ORGANISERS of the Bathurst Merino Association junior sheep judging are putting a lot of effort into this year’s competition to be held at the Bathurst Ram Expo on Bathurst Showground from 10am to noon on Saturday, August 19.
Entrants are eligible if they are six to 17 years and this event will serve as a genuine starting point for entry into larger competitions such as the Dubbo Ram Sale junior judging.
Spokesman Steve Jessett tells me that industry figures Ben Patrick, Chris Croker, Michael Lowe and John Dwyer will discuss sheep and wool industry matters with all of the entrants and this forum should be a great learning experience.
A total of $200 will be awarded to winners in junior and senior sections.
Entry details are available from Steve Jessett on 0429 529 955
A REPORT of yardings at Wagga Saleyards for the just-ended financial year makes important reading.
There were 168,135 cattle sold for an overall average of $1262 per head and 1,658,608 sheep and lambs sold for an average of $130.53 per head.
Wagga Wagga City Council spent $3 million on upgrading the yard’s cattle facilities that will lift yarding capacity from 2700 to 5500 head.
Wagga is well-established as the largest sheep and lamb market in the southern hemisphere.
CALLOWIE Poll Merino Stud, Bordertown, South Australia showed the reserve champion fleece in the Australian Fleece competition at the recent Bendigo Sheep Show.
The fleece came from a scanned-in-lamb three-year-old ewe, shorn at eight months, 20.1 micron, 93 millimetres, and which had not long weaned a lamb.
The stud owners report that the fleece value was $57.46, equating to $1.85 of wool grown each week.
Breeders know that Merino sheep that have been line bred for a specific skin type can certainly produce these wool results and that heavier, thick skins generally cannot.
Taking a punt
BOOK readers who like a few tales of mischief will probably enjoy Max Presnell’s just released Good Losers Die Broke.
In an early chapter he comments on the famed Doncaster Hotel, near Royal Randwick: “To some, the public bar was a cesspool of tipsters, urgers, bludgers, pickpockets, SP bookies, down at heel trainers and alcoholic strappers, generally the salt of the turf.”

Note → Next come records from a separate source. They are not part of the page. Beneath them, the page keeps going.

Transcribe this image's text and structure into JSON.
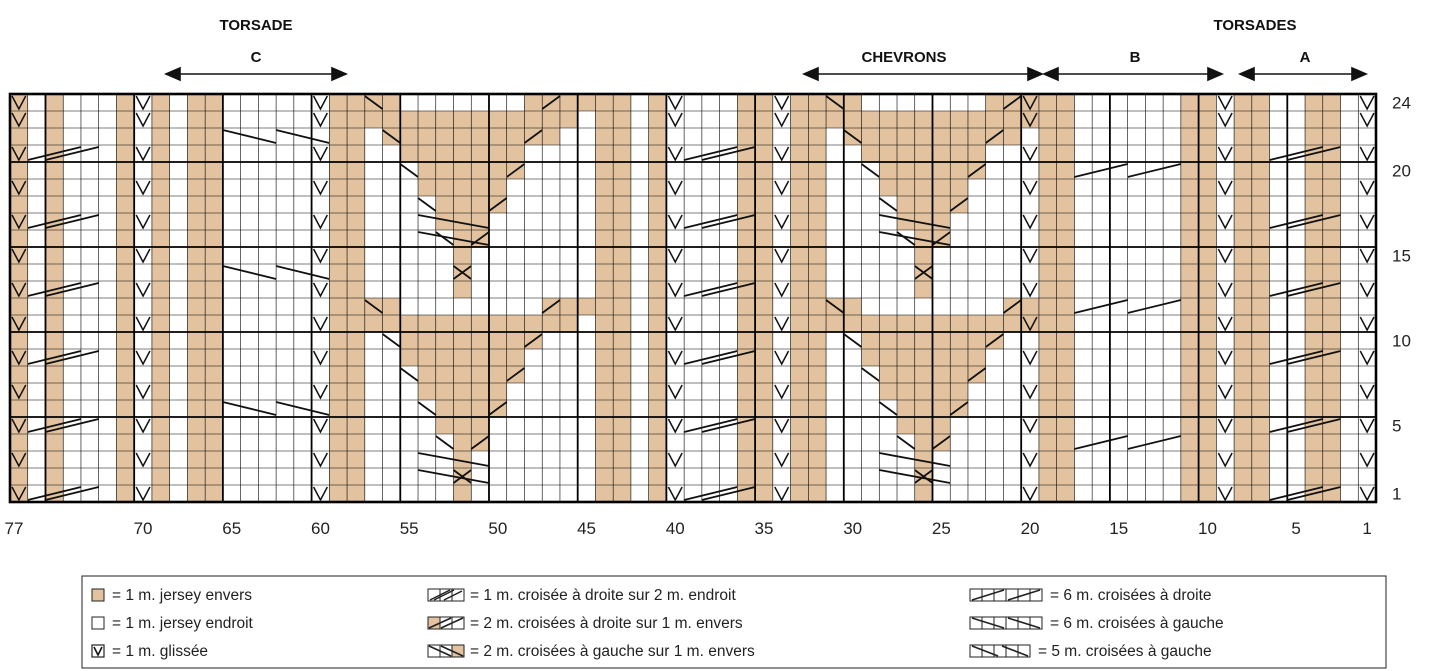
{
  "headers": {
    "torsade_c": "TORSADE",
    "torsade_c_letter": "C",
    "chevrons": "CHEVRONS",
    "torsades": "TORSADES",
    "torsades_b": "B",
    "torsades_a": "A"
  },
  "chart": {
    "columns": 77,
    "rows": 24,
    "bottom_labels": [
      "77",
      "70",
      "65",
      "60",
      "55",
      "50",
      "45",
      "40",
      "35",
      "30",
      "25",
      "20",
      "15",
      "10",
      "5",
      "1"
    ],
    "bottom_label_columns": [
      77,
      70,
      65,
      60,
      55,
      50,
      45,
      40,
      35,
      30,
      25,
      20,
      15,
      10,
      5,
      1
    ],
    "right_labels": [
      "24",
      "20",
      "15",
      "10",
      "5",
      "1"
    ],
    "right_label_rows": [
      24,
      20,
      15,
      10,
      5,
      1
    ],
    "fill_color": "#e2c29f",
    "line_color": "#000000"
  },
  "legend": {
    "items": [
      {
        "text": "= 1 m. jersey envers"
      },
      {
        "text": "= 1 m. jersey endroit"
      },
      {
        "text": "= 1 m. glissée"
      },
      {
        "text": "= 1 m. croisée à droite sur 2 m. endroit"
      },
      {
        "text": "= 2 m. croisées à droite sur 1 m. envers"
      },
      {
        "text": "= 2 m. croisées à gauche sur 1 m. envers"
      },
      {
        "text": "= 6 m. croisées à droite"
      },
      {
        "text": "= 6 m. croisées à gauche"
      },
      {
        "text": "= 5 m. croisées à gauche"
      }
    ]
  }
}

JESS and her hubby had bouncing triplet boys. Her aged aunt congratulated the parents and added: “What a rare blessing for you both, my dear.” Jess told her that the doctors at the hospital said that triplets happen just once in almost two million times. “Good lord, Jessie, how did you find time to do your housework?” aunt queried.
“Life is full of such sorrow, sometimes I think it better not to be born at all,” she said. “But how many people do you meet in a lifetime who were that lucky?”